Friday 13 October 2023

Marina Square's Collin's

Looking at these pictures, it's beginning to seem like every time we come to Collin's for a meal, we come here for one thing, and one thing only.

The Pizza.

Frankly I don't know how it is.

I don't know how it is that, with such an extensive menu, and so many dishes I want to try, we go back to what's good and what's familiar every time we come here.

It isn't that I don't want to try their pastas or their chickens or their fish and chips.

Neither is it that I'm not interested in the tiger prawn or the mixed dish that has I think both chicken and fish. 

In fact I've been quite keen to have their pastas for a very long time.

But I guess one likes to fall back to what's familiar and delicious and easy to share, so pizza it is, and pizza (so far) I think it will be. 

There're two kinds of pizza that me and my dining companion generally like to have. 

But there was not much of an appetite this evening and so instead of two whole pizza here at Collin's Marina Square, we decided we'd go for half and half.

Which, looking at it all ways, turned out to be a most fantastic idea. 

Here we could have the choice. 

On one side you could have all the pastrami (I think it was pastrami) and the ham and the parma ham.

On the other, however, you could have the cheese and the sausage and the tomatoes and the leaves.

What's more, it was all sliced up so neatly and nicely that the toppings didn't overlap, and so we got to alternate our slices between all that meat and all the tomatoes.

I liked the parma ham. 

Maybe someone might say that there was too much meat all mixed up in a single mouthful, but I thought those thin little slices rather outstanding. Yes, they were salty, but that's the taste what parma ham should be, yes? 

What makes this pizza extra special, if you ask me, is the generous portion of toppings, and the lovely crisp of crust that makes every bite have a burst of flavors that border on the salty, the soft, the chew, and the lightly goeey cheese. 

I like how there's pineapple- that we ordered separate.

I like too how there's tomato, whose fruity, sourish tartness makes for a bit of juice in the (crusty) bread of the pizza. 

Doesn't matter whether or not you've got a drink, which, by the way we did- their lemon tea- as the juicy tomatoes and the pineapples refresh your throat in any case.

I'm glad we didn't have only the pizza. 

Because there's something else here that I like, and which Collin's is also known for.

Their potato gratins.

Don't underestimate these little cupcake sized babies. 

They might not look much, and they might be a tad oily and mushy and almost greasy (if you're not careful) but they're so good. 

Think of it as a ball of whipped potato but with a crusty top, soft interior, and a taste that combines that faint hint of butter, that faint hint of some oil (which I can't detect) and a whole lot of nice, thick mush. 

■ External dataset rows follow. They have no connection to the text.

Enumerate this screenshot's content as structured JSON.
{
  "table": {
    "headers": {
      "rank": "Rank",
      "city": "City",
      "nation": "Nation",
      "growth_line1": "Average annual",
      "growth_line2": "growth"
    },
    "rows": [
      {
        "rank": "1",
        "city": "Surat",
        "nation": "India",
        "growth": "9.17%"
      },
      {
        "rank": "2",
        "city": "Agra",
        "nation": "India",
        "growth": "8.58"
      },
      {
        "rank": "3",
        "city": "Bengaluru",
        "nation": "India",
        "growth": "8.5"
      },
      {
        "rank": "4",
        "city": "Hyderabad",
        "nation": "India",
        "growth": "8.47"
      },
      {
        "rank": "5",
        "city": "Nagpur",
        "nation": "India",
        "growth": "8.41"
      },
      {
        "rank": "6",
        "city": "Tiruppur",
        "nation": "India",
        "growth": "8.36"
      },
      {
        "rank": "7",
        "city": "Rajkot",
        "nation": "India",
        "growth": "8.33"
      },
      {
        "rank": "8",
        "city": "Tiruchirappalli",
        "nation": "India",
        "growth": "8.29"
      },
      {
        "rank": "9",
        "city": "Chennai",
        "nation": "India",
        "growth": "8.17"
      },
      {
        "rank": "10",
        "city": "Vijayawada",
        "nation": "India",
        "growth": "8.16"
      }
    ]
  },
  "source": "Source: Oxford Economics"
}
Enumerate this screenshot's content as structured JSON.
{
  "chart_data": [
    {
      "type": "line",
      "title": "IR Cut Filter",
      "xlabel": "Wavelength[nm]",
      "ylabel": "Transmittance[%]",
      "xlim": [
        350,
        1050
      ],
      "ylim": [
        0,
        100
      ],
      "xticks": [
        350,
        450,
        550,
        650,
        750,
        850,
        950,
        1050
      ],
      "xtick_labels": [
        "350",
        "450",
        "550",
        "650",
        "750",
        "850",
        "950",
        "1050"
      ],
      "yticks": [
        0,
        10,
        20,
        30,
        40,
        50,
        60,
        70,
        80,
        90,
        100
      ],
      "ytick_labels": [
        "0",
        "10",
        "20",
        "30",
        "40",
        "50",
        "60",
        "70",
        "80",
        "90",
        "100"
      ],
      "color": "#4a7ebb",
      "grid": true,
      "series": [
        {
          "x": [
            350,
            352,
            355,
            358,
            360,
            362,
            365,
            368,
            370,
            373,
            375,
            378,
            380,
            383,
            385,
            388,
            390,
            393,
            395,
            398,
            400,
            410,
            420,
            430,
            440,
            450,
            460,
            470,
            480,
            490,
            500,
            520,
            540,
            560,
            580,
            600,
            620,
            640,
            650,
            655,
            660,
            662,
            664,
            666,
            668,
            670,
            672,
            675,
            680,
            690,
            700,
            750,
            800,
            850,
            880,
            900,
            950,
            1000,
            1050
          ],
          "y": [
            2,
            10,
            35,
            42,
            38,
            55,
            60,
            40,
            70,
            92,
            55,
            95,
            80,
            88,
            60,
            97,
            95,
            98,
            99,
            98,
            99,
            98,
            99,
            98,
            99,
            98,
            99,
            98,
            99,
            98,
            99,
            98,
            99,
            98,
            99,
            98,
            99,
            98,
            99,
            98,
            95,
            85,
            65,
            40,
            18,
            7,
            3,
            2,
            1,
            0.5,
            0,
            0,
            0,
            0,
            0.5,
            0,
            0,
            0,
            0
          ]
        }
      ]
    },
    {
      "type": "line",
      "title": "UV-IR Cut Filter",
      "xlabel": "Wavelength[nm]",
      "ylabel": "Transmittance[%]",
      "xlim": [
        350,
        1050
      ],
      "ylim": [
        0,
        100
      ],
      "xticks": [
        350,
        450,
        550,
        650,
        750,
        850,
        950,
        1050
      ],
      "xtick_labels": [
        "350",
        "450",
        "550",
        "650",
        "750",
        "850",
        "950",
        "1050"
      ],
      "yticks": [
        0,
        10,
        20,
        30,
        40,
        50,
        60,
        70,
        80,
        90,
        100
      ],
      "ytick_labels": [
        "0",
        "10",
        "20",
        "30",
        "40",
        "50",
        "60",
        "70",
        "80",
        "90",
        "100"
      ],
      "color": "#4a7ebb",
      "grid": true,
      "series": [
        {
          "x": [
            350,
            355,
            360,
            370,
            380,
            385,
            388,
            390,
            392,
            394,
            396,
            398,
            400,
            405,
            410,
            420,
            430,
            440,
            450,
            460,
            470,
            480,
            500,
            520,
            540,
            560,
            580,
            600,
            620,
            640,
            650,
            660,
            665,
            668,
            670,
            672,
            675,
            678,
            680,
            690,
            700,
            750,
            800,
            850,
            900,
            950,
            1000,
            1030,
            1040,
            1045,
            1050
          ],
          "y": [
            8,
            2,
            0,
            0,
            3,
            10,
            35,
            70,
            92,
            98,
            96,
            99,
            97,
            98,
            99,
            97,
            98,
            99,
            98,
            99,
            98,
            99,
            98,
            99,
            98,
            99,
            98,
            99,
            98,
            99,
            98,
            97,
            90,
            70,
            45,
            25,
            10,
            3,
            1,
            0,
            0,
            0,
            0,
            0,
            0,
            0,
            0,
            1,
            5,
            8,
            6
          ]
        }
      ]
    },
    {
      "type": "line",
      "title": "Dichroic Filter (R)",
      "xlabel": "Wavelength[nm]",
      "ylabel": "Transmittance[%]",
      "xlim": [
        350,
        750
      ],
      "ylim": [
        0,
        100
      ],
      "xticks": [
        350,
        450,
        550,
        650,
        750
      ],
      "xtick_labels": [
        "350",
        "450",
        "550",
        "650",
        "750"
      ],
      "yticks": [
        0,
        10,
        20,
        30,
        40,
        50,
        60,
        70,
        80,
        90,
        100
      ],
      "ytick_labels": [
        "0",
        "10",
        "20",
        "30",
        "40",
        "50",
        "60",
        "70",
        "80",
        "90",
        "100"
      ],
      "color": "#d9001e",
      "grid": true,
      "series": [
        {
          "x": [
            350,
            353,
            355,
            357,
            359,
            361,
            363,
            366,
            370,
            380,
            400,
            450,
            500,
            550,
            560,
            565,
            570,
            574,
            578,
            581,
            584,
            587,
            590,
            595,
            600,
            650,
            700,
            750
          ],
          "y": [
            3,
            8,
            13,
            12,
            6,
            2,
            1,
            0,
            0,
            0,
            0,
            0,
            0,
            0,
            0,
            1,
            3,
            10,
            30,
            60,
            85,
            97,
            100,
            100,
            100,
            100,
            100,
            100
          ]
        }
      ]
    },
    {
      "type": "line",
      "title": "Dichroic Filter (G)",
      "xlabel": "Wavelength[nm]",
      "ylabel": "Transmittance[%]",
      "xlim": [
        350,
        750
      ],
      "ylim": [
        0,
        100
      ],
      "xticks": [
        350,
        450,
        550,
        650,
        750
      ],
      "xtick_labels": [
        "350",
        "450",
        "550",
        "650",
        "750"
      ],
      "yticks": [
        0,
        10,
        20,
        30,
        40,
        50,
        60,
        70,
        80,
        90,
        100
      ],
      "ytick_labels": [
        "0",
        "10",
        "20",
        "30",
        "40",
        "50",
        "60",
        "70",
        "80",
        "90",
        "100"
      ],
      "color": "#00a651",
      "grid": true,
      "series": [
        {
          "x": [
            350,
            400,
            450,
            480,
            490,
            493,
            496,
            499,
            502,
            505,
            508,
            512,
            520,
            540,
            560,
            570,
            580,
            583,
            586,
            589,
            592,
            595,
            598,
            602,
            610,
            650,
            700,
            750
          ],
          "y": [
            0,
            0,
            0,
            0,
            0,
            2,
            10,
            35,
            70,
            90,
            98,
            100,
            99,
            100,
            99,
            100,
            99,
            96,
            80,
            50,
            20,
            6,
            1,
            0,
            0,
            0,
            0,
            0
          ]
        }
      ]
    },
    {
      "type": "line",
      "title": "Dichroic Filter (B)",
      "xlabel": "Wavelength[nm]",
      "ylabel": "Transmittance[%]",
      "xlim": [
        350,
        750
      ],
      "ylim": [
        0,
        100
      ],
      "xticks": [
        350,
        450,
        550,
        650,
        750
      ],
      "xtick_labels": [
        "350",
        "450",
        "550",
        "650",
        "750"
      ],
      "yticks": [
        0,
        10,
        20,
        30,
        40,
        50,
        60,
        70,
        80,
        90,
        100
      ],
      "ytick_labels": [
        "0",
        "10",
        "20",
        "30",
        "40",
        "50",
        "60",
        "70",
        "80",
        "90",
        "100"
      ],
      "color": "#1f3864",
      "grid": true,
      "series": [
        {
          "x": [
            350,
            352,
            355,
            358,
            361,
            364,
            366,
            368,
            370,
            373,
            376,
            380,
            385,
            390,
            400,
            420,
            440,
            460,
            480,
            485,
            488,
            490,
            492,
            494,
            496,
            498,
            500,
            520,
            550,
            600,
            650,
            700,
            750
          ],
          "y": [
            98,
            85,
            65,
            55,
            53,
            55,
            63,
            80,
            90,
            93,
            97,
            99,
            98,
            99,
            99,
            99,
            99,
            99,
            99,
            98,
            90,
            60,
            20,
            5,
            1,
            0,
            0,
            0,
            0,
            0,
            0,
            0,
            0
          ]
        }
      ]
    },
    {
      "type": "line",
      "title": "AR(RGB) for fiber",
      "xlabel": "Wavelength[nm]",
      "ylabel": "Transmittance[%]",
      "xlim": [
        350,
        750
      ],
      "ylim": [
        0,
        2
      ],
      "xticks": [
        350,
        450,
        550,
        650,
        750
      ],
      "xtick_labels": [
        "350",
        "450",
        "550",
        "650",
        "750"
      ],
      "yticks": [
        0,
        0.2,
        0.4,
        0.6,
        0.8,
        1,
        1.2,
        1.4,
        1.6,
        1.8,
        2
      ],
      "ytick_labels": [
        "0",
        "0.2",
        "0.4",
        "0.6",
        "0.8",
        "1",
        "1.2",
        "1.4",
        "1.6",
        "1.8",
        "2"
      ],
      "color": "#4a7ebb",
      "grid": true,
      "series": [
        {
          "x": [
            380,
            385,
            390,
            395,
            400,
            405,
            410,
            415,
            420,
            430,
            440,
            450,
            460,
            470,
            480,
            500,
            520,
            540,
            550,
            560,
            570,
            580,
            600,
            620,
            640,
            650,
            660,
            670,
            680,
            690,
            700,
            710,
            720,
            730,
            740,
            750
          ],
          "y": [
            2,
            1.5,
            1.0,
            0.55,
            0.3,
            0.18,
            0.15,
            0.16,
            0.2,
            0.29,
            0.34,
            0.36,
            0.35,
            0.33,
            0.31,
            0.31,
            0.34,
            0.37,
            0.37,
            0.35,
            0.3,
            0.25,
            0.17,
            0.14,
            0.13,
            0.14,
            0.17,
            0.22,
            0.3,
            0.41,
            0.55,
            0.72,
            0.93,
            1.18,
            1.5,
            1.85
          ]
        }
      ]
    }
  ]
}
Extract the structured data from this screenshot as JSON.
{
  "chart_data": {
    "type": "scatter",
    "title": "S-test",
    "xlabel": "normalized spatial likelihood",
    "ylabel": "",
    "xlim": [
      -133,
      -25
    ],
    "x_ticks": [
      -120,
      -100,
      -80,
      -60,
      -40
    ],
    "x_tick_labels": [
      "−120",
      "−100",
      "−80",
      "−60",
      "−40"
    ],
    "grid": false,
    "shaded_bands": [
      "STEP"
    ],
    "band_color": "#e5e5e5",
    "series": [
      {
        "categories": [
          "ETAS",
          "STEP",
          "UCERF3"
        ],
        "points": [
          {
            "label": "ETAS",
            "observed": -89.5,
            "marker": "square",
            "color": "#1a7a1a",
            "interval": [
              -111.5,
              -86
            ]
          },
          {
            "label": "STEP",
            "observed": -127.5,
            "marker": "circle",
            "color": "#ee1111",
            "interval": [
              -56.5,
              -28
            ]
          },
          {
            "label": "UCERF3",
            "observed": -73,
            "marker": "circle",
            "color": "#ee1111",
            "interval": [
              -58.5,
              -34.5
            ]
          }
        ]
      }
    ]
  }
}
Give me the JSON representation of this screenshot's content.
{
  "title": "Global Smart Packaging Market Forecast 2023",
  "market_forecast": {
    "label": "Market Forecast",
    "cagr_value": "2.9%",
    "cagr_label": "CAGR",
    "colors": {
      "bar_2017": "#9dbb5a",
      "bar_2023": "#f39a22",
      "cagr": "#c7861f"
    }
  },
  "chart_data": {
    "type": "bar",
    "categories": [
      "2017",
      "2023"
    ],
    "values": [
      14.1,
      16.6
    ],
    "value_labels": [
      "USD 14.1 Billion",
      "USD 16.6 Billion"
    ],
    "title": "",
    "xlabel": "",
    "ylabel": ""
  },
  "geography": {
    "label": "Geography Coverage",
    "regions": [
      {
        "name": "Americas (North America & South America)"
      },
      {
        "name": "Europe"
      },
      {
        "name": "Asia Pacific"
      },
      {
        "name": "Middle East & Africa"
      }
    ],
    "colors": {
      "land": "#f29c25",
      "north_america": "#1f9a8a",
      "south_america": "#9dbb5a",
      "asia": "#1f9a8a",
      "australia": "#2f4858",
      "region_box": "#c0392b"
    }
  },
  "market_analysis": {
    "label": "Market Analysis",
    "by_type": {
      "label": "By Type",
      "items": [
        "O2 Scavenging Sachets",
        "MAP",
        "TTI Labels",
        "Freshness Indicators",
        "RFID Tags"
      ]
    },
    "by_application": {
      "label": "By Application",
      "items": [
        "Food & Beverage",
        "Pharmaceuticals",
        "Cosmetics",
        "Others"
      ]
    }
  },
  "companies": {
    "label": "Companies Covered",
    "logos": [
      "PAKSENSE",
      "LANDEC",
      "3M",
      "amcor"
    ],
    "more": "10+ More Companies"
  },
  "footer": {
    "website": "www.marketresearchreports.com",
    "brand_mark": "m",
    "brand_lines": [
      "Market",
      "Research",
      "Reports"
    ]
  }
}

I find it very hard to resist ordering these potato gratins whenever I'm here.

It's like something feels off if the diet that day doesn't permit me to order them. 

And yet they're a dish that I can't order every time. 

Unless I decide to have Collin's Mixed Grille of sausage and steak, where this comes as a side dish, then yeah.

So these potato gratins become a real treat, and you can say I happily savor them up every single time.